Domination énergétique

Cela correspondrait en effet aux intérêts des US. Le président américain Trump a déjà commencé à déréglementer l'ensemble du secteur énergétique américain lundi avec certains de ses premiers décrets. Il a notamment levé les restrictions sur la production de pétrole et de gaz au large des côtes américaines et de l'Alaska, et annulé les limites actuelles sur l'exportation de gaz naturel liquéfié. L'industrie parle déjà d'une augmentation de la production de gaz naturel à deux fois le volume actuel, voire plus. Cela est facilité par le fait que Trump a entamé le retrait de l'accord de Paris sur le climat et n'a donc plus besoin de prendre en compte les questions climatiques. Il serait avantageux pour la vente du gaz naturel - généralement craqué - que l'Allemagne et l'UE s'engagent sur des volumes d'achat précis. Les mesures prises par Washington ne visent pas seulement le profit individuel de l'industrie de la fracturation ; comme l'a rappelé mardi le ministre des Affaires étrangères Marco Rubio, elles ont également un objectif politique explicite - l'obtention d'une « domination énergétique ».[14] La dépendance de l'Allemagne et de l'UE vis-à-vis des États-Unis augmenterait ainsi encore davantage.

 

[1] Les Etats-Unis dépassent la Chine en tant que premier partenaire commercial de l'Allemagne. handelsblatt.com 19.01.2025.

[2] La France et ses partenaires économiques, pays par pays. diplomatie.gouv.fr.

[3] Voir à ce sujet La rivalité transatlantique.

[4], [5] Les projets de Trump en matière de droits de douane menacent les emplois allemands. tagesschau.de 15.01.2025.

[6] Alexander Demling : Comment Volkswagen, BMW et Mercedes s'arment contre les droits de douane de Trump. spiegel.de 21.01.2025.

[7], [8] Jordyn Dahl : Les tarifs US-Mexique de Trump menacent de frapper les constructeurs automobiles européens. politico.eu 20.01.2025.
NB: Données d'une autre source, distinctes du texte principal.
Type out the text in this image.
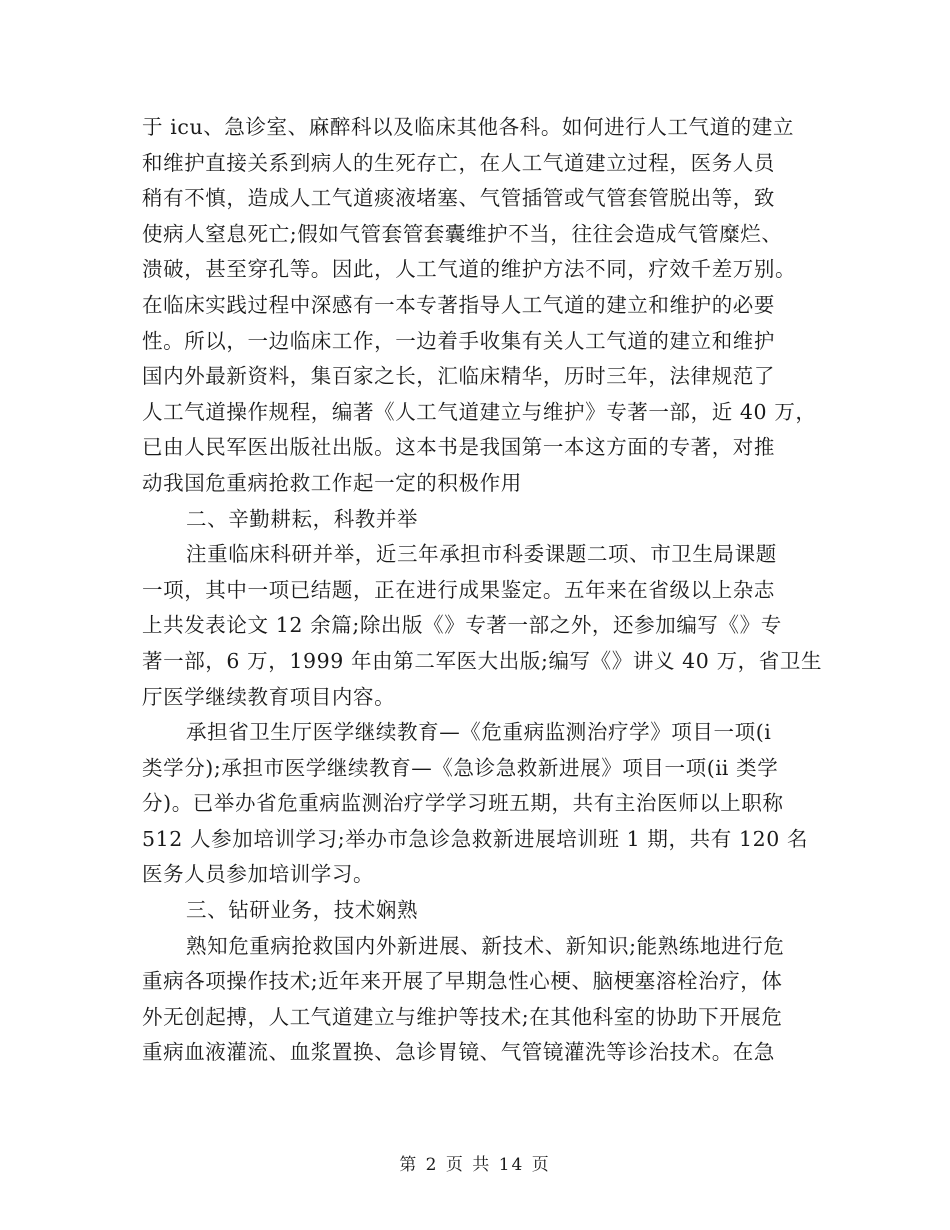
于 icu、急诊室、麻醉科以及临床其他各科。如何进行人工气道的建立
和维护直接关系到病人的生死存亡，在人工气道建立过程，医务人员
稍有不慎，造成人工气道痰液堵塞、气管插管或气管套管脱出等，致
使病人窒息死亡;假如气管套管套囊维护不当，往往会造成气管糜烂、
溃破，甚至穿孔等。因此，人工气道的维护方法不同，疗效千差万别。
在临床实践过程中深感有一本专著指导人工气道的建立和维护的必要
性。所以，一边临床工作，一边着手收集有关人工气道的建立和维护
国内外最新资料，集百家之长，汇临床精华，历时三年，法律规范了
人工气道操作规程，编著《人工气道建立与维护》专著一部，近 40 万，
已由人民军医出版社出版。这本书是我国第一本这方面的专著，对推
动我国危重病抢救工作起一定的积极作用
二、辛勤耕耘，科教并举
注重临床科研并举，近三年承担市科委课题二项、市卫生局课题
一项，其中一项已结题，正在进行成果鉴定。五年来在省级以上杂志
上共发表论文 12 余篇;除出版《》专著一部之外，还参加编写《》专
著一部，6 万，1999 年由第二军医大出版;编写《》讲义 40 万，省卫生
厅医学继续教育项目内容。
承担省卫生厅医学继续教育—《危重病监测治疗学》项目一项(ⅰ
类学分);承担市医学继续教育—《急诊急救新进展》项目一项(ⅱ 类学
分)。已举办省危重病监测治疗学学习班五期，共有主治医师以上职称
512 人参加培训学习;举办市急诊急救新进展培训班 1 期，共有 120 名
医务人员参加培训学习。
三、钻研业务，技术娴熟
熟知危重病抢救国内外新进展、新技术、新知识;能熟练地进行危
重病各项操作技术;近年来开展了早期急性心梗、脑梗塞溶栓治疗，体
外无创起搏，人工气道建立与维护等技术;在其他科室的协助下开展危
重病血液灌流、血浆置换、急诊胃镜、气管镜灌洗等诊治技术。在急
第 2 页 共 14 页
[9] Alexander Demling : Comment Volkswagen, BMW et Mercedes s'arment contre les droits de douane de Trump. spiegel.de 21.01.2025.

[10] Leonidas Exuzidis, Silke Kersting, Martin Knobbe : « Nous ne devons pas nous laisser bousculer ». handelsblatt.com 21.01.2025.

[11] Merz demande une nouvelle tentative de libre-échange avec les Etats-Unis. faz.net 02.01.2025.

[12] Klaus Weber : Comment l'économie européenne peut s'affirmer. zdf.de 23.01.2025.

[13] Thomas Gutschker : Comment l'UE apaise. Frankfurter Allgemeine Zeitung 21.01.2025.

[14] Edward Wong : Rubio s'arrête à l'aide étrangère et rencontre des diplomates asiatiques le jour 1. nytimes.com 21.01.2025.